Ângelo segurou-lhe a mão.
- Que estavas a ler, Linda?
- Não é nada...
- Deixa ver.
- Não deixo.
- Porque não deixas?
- Para não ser curioso. Que modos são esses de andar a escutar a gente?
- Pois sim, sim; mas deixa-me ver os versos.
- Não são versos. Quem lhe disse que eram versos?
- Pois não ouvi? Que era isso de tirano e de Egipto, que dizias?
- Que há-de ser? - disse afinal Ermelinda, dando-lhe o papel.
- São os versos do auto dos Reis. Sabe agora?
- Do auto dos Reis? Ai, sim; está a chegar o dia! Mas que tens tu com o auto dos Reis?
- É que este ano meu pai quer que eu seja a Fama.

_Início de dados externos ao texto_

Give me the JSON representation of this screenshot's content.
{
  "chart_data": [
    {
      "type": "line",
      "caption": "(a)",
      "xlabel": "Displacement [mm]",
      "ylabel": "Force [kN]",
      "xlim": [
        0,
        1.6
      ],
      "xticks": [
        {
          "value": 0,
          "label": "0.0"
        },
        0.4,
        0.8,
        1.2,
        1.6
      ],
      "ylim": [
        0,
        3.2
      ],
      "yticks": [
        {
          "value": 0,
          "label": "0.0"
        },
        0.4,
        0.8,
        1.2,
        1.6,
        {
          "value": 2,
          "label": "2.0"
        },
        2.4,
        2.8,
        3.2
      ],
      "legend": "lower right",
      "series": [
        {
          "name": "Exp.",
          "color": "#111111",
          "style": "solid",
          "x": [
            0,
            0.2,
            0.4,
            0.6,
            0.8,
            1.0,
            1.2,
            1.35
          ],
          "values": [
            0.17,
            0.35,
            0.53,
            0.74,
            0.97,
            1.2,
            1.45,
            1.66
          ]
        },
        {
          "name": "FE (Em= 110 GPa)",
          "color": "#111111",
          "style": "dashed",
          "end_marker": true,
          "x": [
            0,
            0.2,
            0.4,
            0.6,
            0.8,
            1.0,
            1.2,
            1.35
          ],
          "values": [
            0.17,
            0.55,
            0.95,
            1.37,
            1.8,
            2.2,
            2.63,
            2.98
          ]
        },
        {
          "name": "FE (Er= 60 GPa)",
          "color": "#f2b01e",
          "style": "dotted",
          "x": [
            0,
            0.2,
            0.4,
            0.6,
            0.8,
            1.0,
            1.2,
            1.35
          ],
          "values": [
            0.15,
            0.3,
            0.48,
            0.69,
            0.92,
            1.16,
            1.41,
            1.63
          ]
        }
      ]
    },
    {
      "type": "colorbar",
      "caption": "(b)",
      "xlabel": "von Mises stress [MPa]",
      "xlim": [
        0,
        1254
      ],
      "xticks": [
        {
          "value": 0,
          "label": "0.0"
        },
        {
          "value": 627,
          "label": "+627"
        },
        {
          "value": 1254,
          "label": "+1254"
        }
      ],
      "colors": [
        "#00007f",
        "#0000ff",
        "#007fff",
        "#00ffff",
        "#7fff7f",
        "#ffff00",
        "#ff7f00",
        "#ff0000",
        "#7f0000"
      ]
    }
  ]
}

- Viva! E que bonita Fama que vais ser! E já sabes os versos?
- Estava a decorá-los.
- Tenho mil línguas, mil bocas... - dizia Ângelo, lendo no princípio. - O que é pena é pôr uma chochice destas na boca de uma Fama como tu.
- Que está a dizer? Então os versos não são bonitos?

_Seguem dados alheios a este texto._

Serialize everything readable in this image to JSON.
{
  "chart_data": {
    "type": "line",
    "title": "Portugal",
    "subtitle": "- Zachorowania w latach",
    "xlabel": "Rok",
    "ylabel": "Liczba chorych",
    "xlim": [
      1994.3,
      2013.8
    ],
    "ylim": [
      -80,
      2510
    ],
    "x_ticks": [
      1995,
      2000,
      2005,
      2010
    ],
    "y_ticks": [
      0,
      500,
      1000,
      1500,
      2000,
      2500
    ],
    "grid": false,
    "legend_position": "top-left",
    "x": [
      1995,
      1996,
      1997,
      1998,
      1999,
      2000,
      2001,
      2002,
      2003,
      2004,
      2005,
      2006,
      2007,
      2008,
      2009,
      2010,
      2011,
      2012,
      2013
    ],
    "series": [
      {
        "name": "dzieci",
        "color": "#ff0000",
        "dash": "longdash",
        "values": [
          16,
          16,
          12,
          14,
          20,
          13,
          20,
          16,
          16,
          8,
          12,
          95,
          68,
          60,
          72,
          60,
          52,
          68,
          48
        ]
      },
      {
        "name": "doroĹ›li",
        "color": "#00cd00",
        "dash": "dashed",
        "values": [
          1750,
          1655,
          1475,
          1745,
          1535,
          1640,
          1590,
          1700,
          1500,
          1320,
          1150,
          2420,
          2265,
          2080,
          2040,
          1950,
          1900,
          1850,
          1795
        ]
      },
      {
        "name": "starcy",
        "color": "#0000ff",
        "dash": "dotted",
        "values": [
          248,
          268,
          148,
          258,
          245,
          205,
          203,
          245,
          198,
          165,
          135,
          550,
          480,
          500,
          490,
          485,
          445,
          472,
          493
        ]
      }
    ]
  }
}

- Oh! Pois não são! - exclamou Ângelo, gracejando. - São uma perfeição! E, tendo-os corrido com a vista, principiou a lê-los com acentuação e ênfase comicamente exageradas.
- Ora ouve lá:
Sabei que aquele Herodes,
Lobo cruel carniceiro,
Tremendo de inveja pura
Lhe venham tirar o reino...
- Então que há que dizer a isto? - E prosseguiu:
Feria raios de fogo
De seus olhos com mudança;
E só pretende fazer
Alvo de sua vingança.
- Isto é claro e sublime!
- Lendo assim, pudera! - disse Ermelinda, rindo.

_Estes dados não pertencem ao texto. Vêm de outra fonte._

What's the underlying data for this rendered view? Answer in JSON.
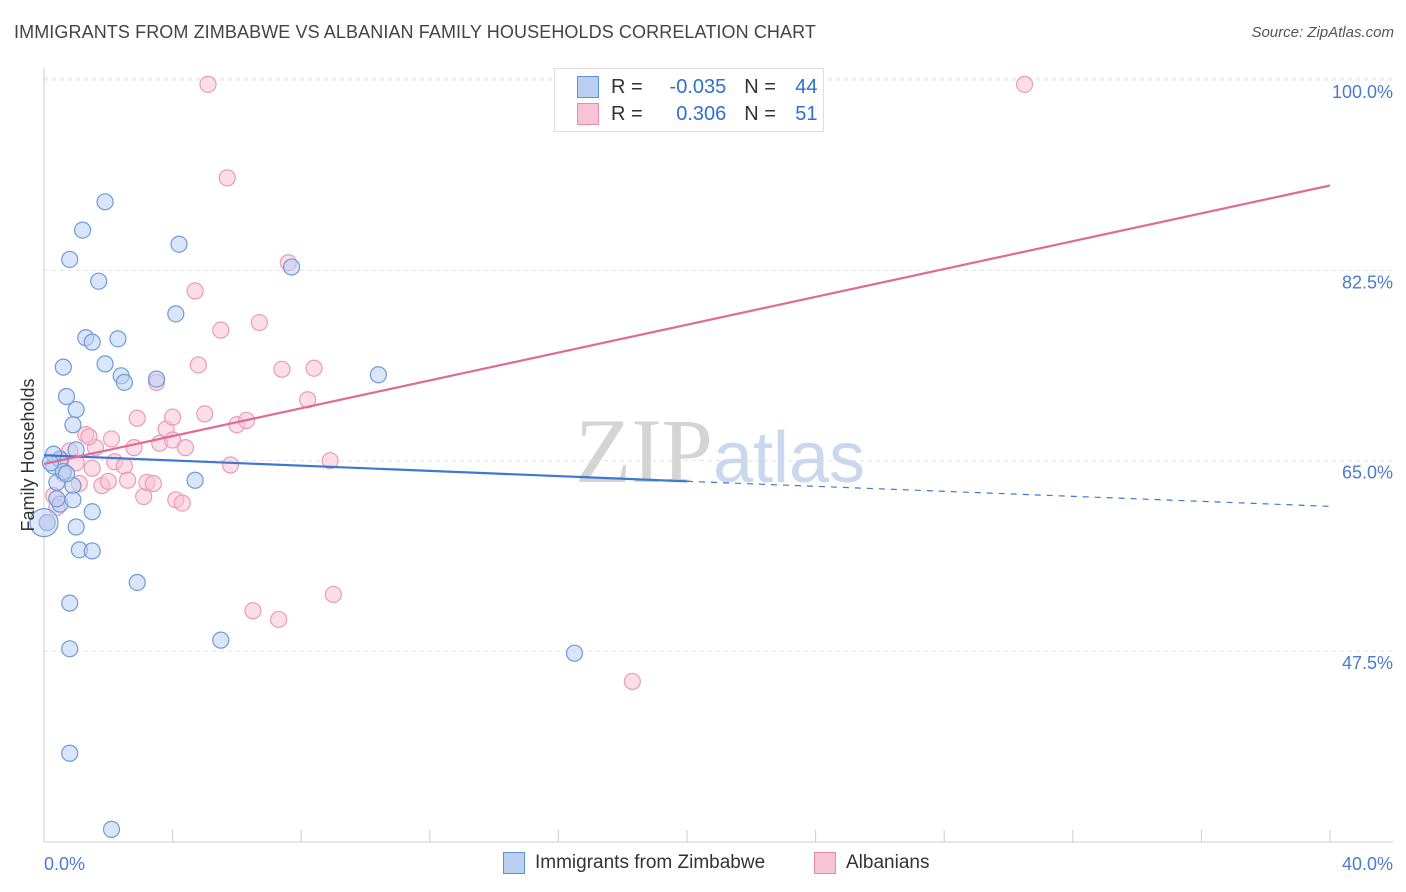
{
  "title": "IMMIGRANTS FROM ZIMBABWE VS ALBANIAN FAMILY HOUSEHOLDS CORRELATION CHART",
  "source": "Source: ZipAtlas.com",
  "watermark": "ZIPatlas",
  "legend": {
    "r_label": "R =",
    "n_label": "N =",
    "rows": [
      {
        "r": "-0.035",
        "n": "44"
      },
      {
        "r": "0.306",
        "n": "51"
      }
    ]
  },
  "colors": {
    "blue": "#3f78d0",
    "blue_fill": "#b9d0f2",
    "pink": "#e06a96",
    "pink_fill": "#f8c3d5"
  },
  "chart_data": {
    "type": "scatter",
    "title": "IMMIGRANTS FROM ZIMBABWE VS ALBANIAN FAMILY HOUSEHOLDS CORRELATION CHART",
    "xlabel": "",
    "ylabel": "Family Households",
    "xlim": [
      0,
      40
    ],
    "ylim": [
      30,
      100
    ],
    "x_tick_labels": [
      "0.0%",
      "40.0%"
    ],
    "y_tick_labels": [
      "100.0%",
      "82.5%",
      "65.0%",
      "47.5%"
    ],
    "y_ticks": [
      100,
      82.5,
      65,
      47.5
    ],
    "legend_position": "bottom",
    "series": [
      {
        "name": "Immigrants from Zimbabwe",
        "color": "#3f78d0",
        "r": -0.035,
        "n": 44,
        "trend": {
          "x0": 0,
          "y0": 65.5,
          "x1": 20,
          "y1": 63.1,
          "dash_to_x": 40,
          "dash_to_y": 60.8
        },
        "points": [
          [
            0.1,
            59.3
          ],
          [
            0.3,
            64.5
          ],
          [
            0.4,
            63.0
          ],
          [
            0.5,
            65.1
          ],
          [
            0.5,
            61.0
          ],
          [
            0.6,
            73.6
          ],
          [
            0.7,
            70.9
          ],
          [
            0.8,
            47.7
          ],
          [
            0.8,
            51.9
          ],
          [
            0.8,
            38.1
          ],
          [
            0.8,
            83.5
          ],
          [
            0.9,
            68.3
          ],
          [
            0.9,
            62.7
          ],
          [
            0.9,
            61.4
          ],
          [
            1.0,
            58.9
          ],
          [
            1.0,
            69.7
          ],
          [
            1.1,
            56.8
          ],
          [
            1.2,
            86.2
          ],
          [
            1.3,
            76.3
          ],
          [
            1.5,
            60.3
          ],
          [
            1.5,
            75.9
          ],
          [
            1.5,
            56.7
          ],
          [
            1.7,
            81.5
          ],
          [
            1.9,
            88.8
          ],
          [
            1.9,
            73.9
          ],
          [
            2.1,
            31.1
          ],
          [
            2.3,
            76.2
          ],
          [
            2.4,
            72.8
          ],
          [
            2.5,
            72.2
          ],
          [
            2.9,
            53.8
          ],
          [
            3.5,
            72.5
          ],
          [
            4.1,
            78.5
          ],
          [
            4.2,
            84.9
          ],
          [
            4.7,
            63.2
          ],
          [
            5.5,
            48.5
          ],
          [
            7.7,
            82.8
          ],
          [
            10.4,
            72.9
          ],
          [
            16.5,
            47.3
          ],
          [
            0.3,
            65.6
          ],
          [
            0.6,
            64.0
          ],
          [
            0.2,
            64.8
          ],
          [
            1.0,
            66.0
          ],
          [
            0.4,
            61.5
          ],
          [
            0.7,
            63.8
          ]
        ]
      },
      {
        "name": "Albanians",
        "color": "#e06a96",
        "r": 0.306,
        "n": 51,
        "trend": {
          "x0": 0,
          "y0": 64.7,
          "x1": 40,
          "y1": 90.3
        },
        "points": [
          [
            0.1,
            59.3
          ],
          [
            0.3,
            61.8
          ],
          [
            0.4,
            60.7
          ],
          [
            0.6,
            63.8
          ],
          [
            0.8,
            65.9
          ],
          [
            1.0,
            64.8
          ],
          [
            1.1,
            62.9
          ],
          [
            1.3,
            67.4
          ],
          [
            1.5,
            64.3
          ],
          [
            1.6,
            66.2
          ],
          [
            1.8,
            62.7
          ],
          [
            2.0,
            63.1
          ],
          [
            2.1,
            67.0
          ],
          [
            2.2,
            64.9
          ],
          [
            2.5,
            64.5
          ],
          [
            2.6,
            63.2
          ],
          [
            2.8,
            66.2
          ],
          [
            2.9,
            68.9
          ],
          [
            3.1,
            61.7
          ],
          [
            3.2,
            63.0
          ],
          [
            3.4,
            62.9
          ],
          [
            3.5,
            72.2
          ],
          [
            3.6,
            66.6
          ],
          [
            3.8,
            67.9
          ],
          [
            4.0,
            66.9
          ],
          [
            4.0,
            69.0
          ],
          [
            4.1,
            61.4
          ],
          [
            4.3,
            61.1
          ],
          [
            4.4,
            66.2
          ],
          [
            4.7,
            80.6
          ],
          [
            4.8,
            73.8
          ],
          [
            5.0,
            69.3
          ],
          [
            5.1,
            99.6
          ],
          [
            5.5,
            77.0
          ],
          [
            5.7,
            91.0
          ],
          [
            5.8,
            64.6
          ],
          [
            6.0,
            68.3
          ],
          [
            6.3,
            68.7
          ],
          [
            6.5,
            51.2
          ],
          [
            6.7,
            77.7
          ],
          [
            7.3,
            50.4
          ],
          [
            7.4,
            73.4
          ],
          [
            7.6,
            83.2
          ],
          [
            8.2,
            70.6
          ],
          [
            8.4,
            73.5
          ],
          [
            8.9,
            65.0
          ],
          [
            9.0,
            52.7
          ],
          [
            18.3,
            44.7
          ],
          [
            30.5,
            99.6
          ],
          [
            0.5,
            65.2
          ],
          [
            1.4,
            67.2
          ]
        ]
      }
    ]
  },
  "bottom_legend": {
    "items": [
      "Immigrants from Zimbabwe",
      "Albanians"
    ]
  },
  "axes": {
    "y_title": "Family Households",
    "x_min_label": "0.0%",
    "x_max_label": "40.0%"
  }
}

É preciso que advirta o leitor que estas quadras e o auto, a que nos estamos referindo, não são obra da nossa imaginação. Por aí corre manuscrito o auto, mais ou menos extravagantemente ortografado, segundo o sistema ou o capricho do copista. Em quase todas as aldeias dos arredores do Porto podem ver em cada ano representado este ou outro análogo, com aplauso e glória da arte.